Why best practices won't fix federal IT

By the time you document a best practice, the problem, event, process or solution will have changed, writes consultant Dennis McDonald, who offers a readily available alternative.

Dennis D. McDonald is an independent management consultant in Alexandria, Va.

In December 2010, federal CIO Vivek Kundra released an ambitious "25-Point Implementation Plan to Reform Federal Information Technology Management." No. 10 on that list is: "Launch a best practices collaboration platform."

As Kundra explains: "Within six months, the federal CIO Council will develop a collaboration portal to exchange best practices, case studies, and allow for real-time problem solving. To institutionalize this best practice sharing, agency [program managers] will submit post-implementation reviews of their major program deliveries to the portal. These reviews will populate a searchable database of synthesized and codified program management best practices that all PMs can access."

Of those three proposed elements, I put my money on real-time problem-solving as having the best short-term potential for improving IT. Documenting best practices would be a waste of time and money.

The reason is simple. By the time you document a best practice — assuming you can convince time-pressed employees to document completed projects and their effects — the problem, event, process or solution will have changed. Yes, the resulting archive might have training, education and planning value. But will it really contribute to solving a serious existing problem, such as how best to use technology to provide more services with fewer resources?
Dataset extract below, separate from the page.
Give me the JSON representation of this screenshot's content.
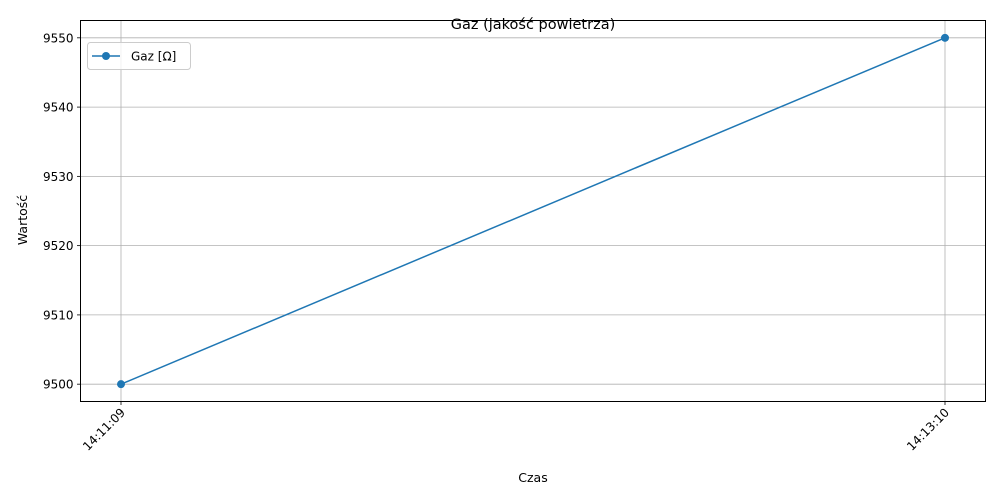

A more attainable short-term goal would be to make the expertise of knowledgeable people discoverable and available — regardless of where, organizationally, that expertise resides. After all, when you have a problem, wouldn't it be better if you could identify an experienced expert and contact him or her directly rather than search through a database of outdated documents?

My career has included many projects that involved building electronic documentation and retrieval systems. But times have changed. In recent years, we've seen a rapid growth in the availability of cloud-based IT services, along with the rising use of social networking services, such as Facebook and Twitter. When adapted to satisfy security and privacy requirements, such systems can greatly simplify making and managing relationships and using them to exchange information in near-real time.

The speed with which information can now be exchanged through established relationships, even those as lightweight as a Facebook friend, far exceeds what's possible through constructing, maintaining and using a formally structured database that references past experience. The beneficial aspects of social networks could, to some extent, replace some of our old-fashioned ideas about the need for centralized, highly structured, and expensive knowledge and document management systems.

The power of professional networking over our old systems is the difference between talking with an expert and finding a document that expert wrote six months ago.

However, for such networking to take place in the context of federal IT operations, serious barriers will need to be confronted and dismantled. It’s still common to encounter resistance to doing things in new ways or consulting people from outside one’s office, agency or program.

Those barriers are not trivial, and you'll often find passionate explanations for why they exist. But, as the song says, the times they are a-changing, and the Deficit Monster is demanding that we cut government spending while doing more.

We should start by making it easier for federal employees to take advantage of technology-enabled systems that facilitate collaboration, sharing and problem solving.